The Board in its opinion stated that the issues of fact and the conclusions reached were drawn from the testimony of the witnesses and supporting documentary evidence, and that the testimony of some of the witnesses was conflicting and could not be reconciled. Other witnesses were greatly agitated and the conclusion was inescapable that they were not telling the whole truth, if in fact they were telling the truth at all.

Petitioner contends that testimony tending to show that he was generally regarded as a gangster and racketeer and that he had not been engaged in any legitimate business was incompetent and prejudicial. A like contention was made and rejected by this court in Capone v.

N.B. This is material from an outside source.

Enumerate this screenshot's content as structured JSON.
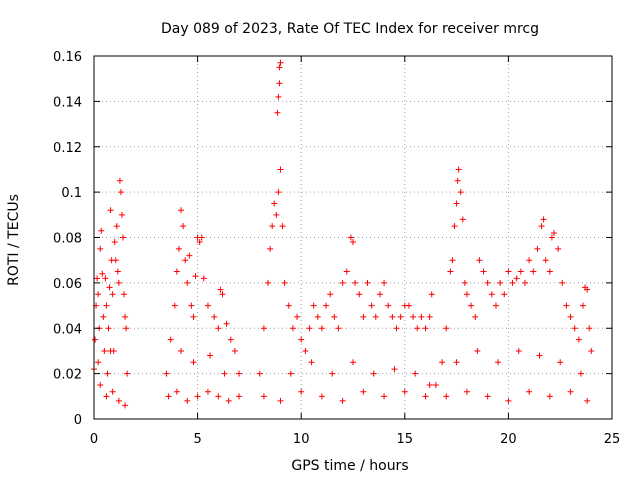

United States, 7 Cir., 51 F.2d 609.

*343 Petitioner next contends that the plea of guilty to the indictment for evasion of income tax was not an admission of the amounts of the deficiency, nor that petitioner and M. L. Brunswick are one and the same person, because he testified that prior to making his plea of guilty he had not read the indictment, nor had it been read to him. It will be enough to say that the Board was not bound to believe his testimony. Quock Ting v. United States, 140 U.S. 417, 11 S. Ct. 733, 851, 35 L. Ed. 501 and Staudenmaier v. Johnson, 7 Cir., 117 F.2d 397.

Petitioner also insists that respondent's evidence was not worthy of belief. In considering and disposing of the point we are obliged to say, as we have so frequently said, that we are not the triers of fact, but merely reviewers of the action of the Board and in our investigation we are limited to an ascertainment of the existence of substantial evidence sufficient to support the findings and where there is any competent evidence to sustain the Board's findings, we may not substitute our judgment as to the facts. We have, however, considered the evidence and experience no difficulty in determining that there was substantial evidence to sustain the Board's findings.

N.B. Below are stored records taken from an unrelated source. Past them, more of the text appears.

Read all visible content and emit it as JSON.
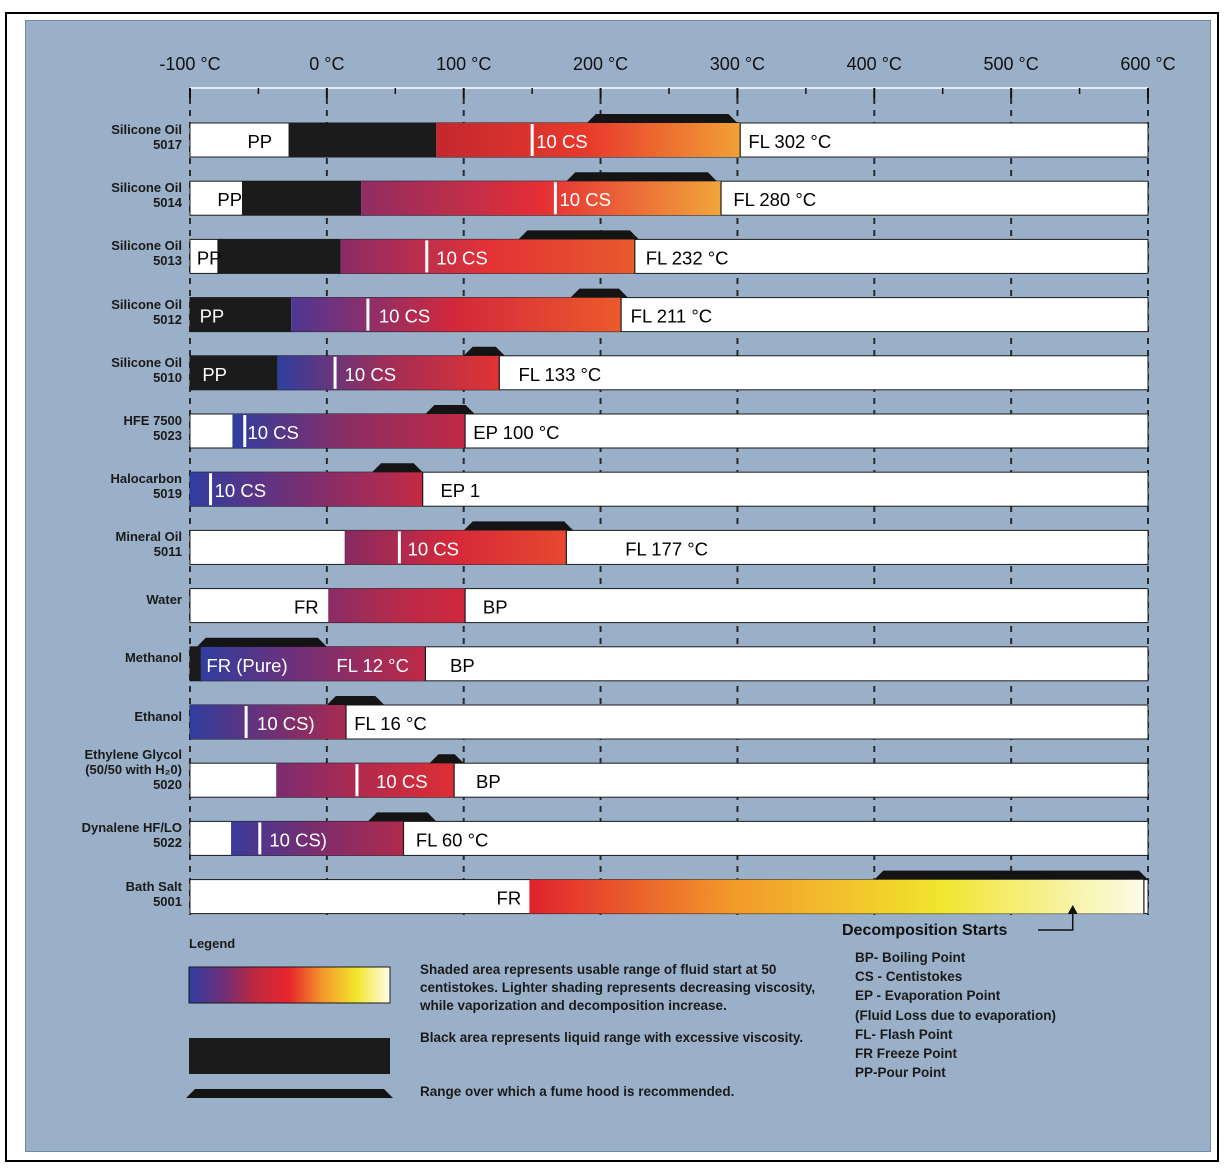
{
  "header": {
    "title": ""
  },
  "chart_data": {
    "type": "bar",
    "orientation": "horizontal",
    "title": "",
    "xlabel": "",
    "xlim": [
      -100,
      600
    ],
    "x_ticks": [
      -100,
      0,
      100,
      200,
      300,
      400,
      500,
      600
    ],
    "x_tick_labels": [
      "-100 °C",
      "0 °C",
      "100 °C",
      "200 °C",
      "300 °C",
      "400 °C",
      "500 °C",
      "600 °C"
    ],
    "rows": [
      {
        "name": "Silicone Oil",
        "code": "5017",
        "black": [
          -28,
          80
        ],
        "shaded": [
          80,
          302
        ],
        "cs_marker": 150,
        "shade_colors": [
          "#c4272f",
          "#e83a2c",
          "#f1a135"
        ],
        "hood": [
          190,
          300
        ],
        "labels": [
          {
            "text": "PP",
            "x": -58,
            "color": "#000"
          },
          {
            "text": "10 CS",
            "x": 153,
            "color": "#fff"
          },
          {
            "text": "FL 302 °C",
            "x": 308,
            "color": "#000"
          }
        ]
      },
      {
        "name": "Silicone Oil",
        "code": "5014",
        "black": [
          -62,
          25
        ],
        "shaded": [
          25,
          288
        ],
        "cs_marker": 167,
        "shade_colors": [
          "#8e2d63",
          "#e62e35",
          "#f1a63a"
        ],
        "hood": [
          175,
          285
        ],
        "labels": [
          {
            "text": "PP",
            "x": -80,
            "color": "#000"
          },
          {
            "text": "10 CS",
            "x": 170,
            "color": "#fff"
          },
          {
            "text": "FL 280 °C",
            "x": 297,
            "color": "#000"
          }
        ]
      },
      {
        "name": "Silicone Oil",
        "code": "5013",
        "black": [
          -80,
          10
        ],
        "shaded": [
          10,
          225
        ],
        "cs_marker": 73,
        "shade_colors": [
          "#8b2b66",
          "#e23236",
          "#e85a2c"
        ],
        "hood": [
          140,
          228
        ],
        "labels": [
          {
            "text": "PP",
            "x": -95,
            "color": "#000"
          },
          {
            "text": "10 CS",
            "x": 80,
            "color": "#fff"
          },
          {
            "text": "FL 232 °C",
            "x": 233,
            "color": "#000"
          }
        ]
      },
      {
        "name": "Silicone Oil",
        "code": "5012",
        "black": [
          -100,
          -26
        ],
        "shaded": [
          -26,
          215
        ],
        "cs_marker": 30,
        "shade_colors": [
          "#4e3694",
          "#d4283b",
          "#ec5a2c"
        ],
        "hood": [
          178,
          220
        ],
        "labels": [
          {
            "text": "PP",
            "x": -93,
            "color": "#fff"
          },
          {
            "text": "10 CS",
            "x": 38,
            "color": "#fff"
          },
          {
            "text": "FL 211 °C",
            "x": 222,
            "color": "#000"
          }
        ]
      },
      {
        "name": "Silicone Oil",
        "code": "5010",
        "black": [
          -100,
          -36
        ],
        "shaded": [
          -36,
          126
        ],
        "cs_marker": 6,
        "shade_colors": [
          "#2f3e9f",
          "#a22d55",
          "#e23333"
        ],
        "hood": [
          100,
          130
        ],
        "labels": [
          {
            "text": "PP",
            "x": -91,
            "color": "#fff"
          },
          {
            "text": "10 CS",
            "x": 13,
            "color": "#fff"
          },
          {
            "text": "FL 133 °C",
            "x": 140,
            "color": "#000"
          }
        ]
      },
      {
        "name": "HFE 7500",
        "code": "5023",
        "black": null,
        "shaded": [
          -69,
          101
        ],
        "cs_marker": -60,
        "shade_colors": [
          "#2f3e9f",
          "#8c2d63",
          "#c02a45"
        ],
        "hood": [
          72,
          108
        ],
        "labels": [
          {
            "text": "10 CS",
            "x": -58,
            "color": "#fff"
          },
          {
            "text": "EP 100 °C",
            "x": 107,
            "color": "#000"
          }
        ]
      },
      {
        "name": "Halocarbon",
        "code": "5019",
        "black": null,
        "shaded": [
          -100,
          70
        ],
        "cs_marker": -85,
        "shade_colors": [
          "#2f3e9f",
          "#7a2e70",
          "#c42a44"
        ],
        "hood": [
          33,
          70
        ],
        "labels": [
          {
            "text": "10 CS",
            "x": -82,
            "color": "#fff"
          },
          {
            "text": "EP 1",
            "x": 83,
            "color": "#000"
          }
        ]
      },
      {
        "name": "Mineral Oil",
        "code": "5011",
        "black": null,
        "shaded": [
          13,
          175
        ],
        "cs_marker": 53,
        "shade_colors": [
          "#862a62",
          "#d52a3a",
          "#e8482f"
        ],
        "hood": [
          100,
          180
        ],
        "labels": [
          {
            "text": "10 CS",
            "x": 59,
            "color": "#fff"
          },
          {
            "text": "FL 177 °C",
            "x": 218,
            "color": "#000"
          }
        ]
      },
      {
        "name": "Water",
        "code": "",
        "black": null,
        "shaded": [
          1,
          101
        ],
        "cs_marker": null,
        "shade_colors": [
          "#8a2c65",
          "#b52b4b",
          "#d0283c"
        ],
        "hood": null,
        "labels": [
          {
            "text": "FR",
            "x": -24,
            "color": "#000"
          },
          {
            "text": "BP",
            "x": 114,
            "color": "#000"
          }
        ]
      },
      {
        "name": "Methanol",
        "code": "",
        "black": [
          -100,
          -92
        ],
        "shaded": [
          -92,
          72
        ],
        "cs_marker": null,
        "shade_colors": [
          "#2f3e9f",
          "#7b2e72",
          "#c02a45"
        ],
        "hood": [
          -95,
          0
        ],
        "labels": [
          {
            "text": "FR (Pure)",
            "x": -88,
            "color": "#fff"
          },
          {
            "text": "FL 12 °C",
            "x": 7,
            "color": "#fff"
          },
          {
            "text": "BP",
            "x": 90,
            "color": "#000"
          }
        ]
      },
      {
        "name": "Ethanol",
        "code": "",
        "black": null,
        "shaded": [
          -100,
          14
        ],
        "cs_marker": -59,
        "shade_colors": [
          "#2f3e9f",
          "#6e3077",
          "#a82b4f"
        ],
        "hood": [
          0,
          42
        ],
        "labels": [
          {
            "text": "10 CS)",
            "x": -51,
            "color": "#fff"
          },
          {
            "text": "FL 16 °C",
            "x": 20,
            "color": "#000"
          }
        ]
      },
      {
        "name": "Ethylene Glycol",
        "code": "5020",
        "name2": "(50/50 with H₂0)",
        "black": null,
        "shaded": [
          -37,
          93
        ],
        "cs_marker": 22,
        "shade_colors": [
          "#7a2c72",
          "#b42a4c",
          "#de2e34"
        ],
        "hood": [
          75,
          100
        ],
        "labels": [
          {
            "text": "10 CS",
            "x": 36,
            "color": "#fff"
          },
          {
            "text": "BP",
            "x": 109,
            "color": "#000"
          }
        ]
      },
      {
        "name": "Dynalene HF/LO",
        "code": "5022",
        "black": null,
        "shaded": [
          -70,
          56
        ],
        "cs_marker": -49,
        "shade_colors": [
          "#3a3a9a",
          "#7c2d6c",
          "#b02a4c"
        ],
        "hood": [
          30,
          80
        ],
        "labels": [
          {
            "text": "10 CS)",
            "x": -42,
            "color": "#fff"
          },
          {
            "text": "FL 60 °C",
            "x": 65,
            "color": "#000"
          }
        ]
      },
      {
        "name": "Bath Salt",
        "code": "5001",
        "black": null,
        "shaded": [
          148,
          597
        ],
        "cs_marker": null,
        "shade_colors": [
          "#e1222e",
          "#f29a2a",
          "#f1e52d",
          "#fbfbe9"
        ],
        "hood": [
          400,
          600
        ],
        "labels": [
          {
            "text": "FR",
            "x": 124,
            "color": "#000"
          }
        ]
      }
    ],
    "decomposition_label": "Decomposition Starts",
    "decomposition_x": 545
  },
  "legend": {
    "title": "Legend",
    "gradient_colors": [
      "#2f3e9f",
      "#6d2f79",
      "#c0283f",
      "#e8262c",
      "#f29a2a",
      "#f2e52c",
      "#fdfde8"
    ],
    "shaded_text": "Shaded area represents usable range of fluid start at 50 centistokes. Lighter shading represents decreasing viscosity, while vaporization and decomposition increase.",
    "black_text": "Black area represents liquid range with excessive viscosity.",
    "hood_text": "Range over which a fume hood is recommended."
  },
  "abbreviations": {
    "items": [
      "BP- Boiling Point",
      "CS - Centistokes",
      "EP - Evaporation Point",
      "(Fluid Loss due to evaporation)",
      "FL- Flash Point",
      "FR Freeze Point",
      "PP-Pour Point"
    ]
  }
}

Petitioner makes the point that it was an abuse of discretion to refuse to hear additional testimony. The record discloses that after the Board had filed its findings of fact, petitioner filed his motion for leave to introduce the testimony of M. L. Leventhal, supported by petitioner's affidavit to the effect that Leventhal was in Florida at the time of the hearing, but had returned and was willing to testify that he, Leventhal, had opened the account at the Sears Community Bank and operated under the name of M. L. Brunswick, and that petitioner had no interest therein. Under the state of this record we cannot say that the Board abused the discretion vested in it by law.

The final point raised concerns the disallowance of $2,526 as a business expense, made up as follows: $500 for gasoline and oil; $451 for garage and service; and $1,575 on account of depreciation on an automobile. Expenses of this nature are deductible only if they are incurred "in carrying on any trade or business" § 23(a), Revenue Acts of 1928 and 1932, 26 U.S.C.A. Int.Rev.Code § 23(a) (1). The Board sustained the action of the respondent in disallowing these deductions on the ground that the petitioner was not engaged in any business within the meaning of the statute. We agree and in view of what we have already said in this opinion relative to petitioner's activities, it will not be necessary to discuss the matter further.

The decision of the Board of Tax Appeals is affirmed.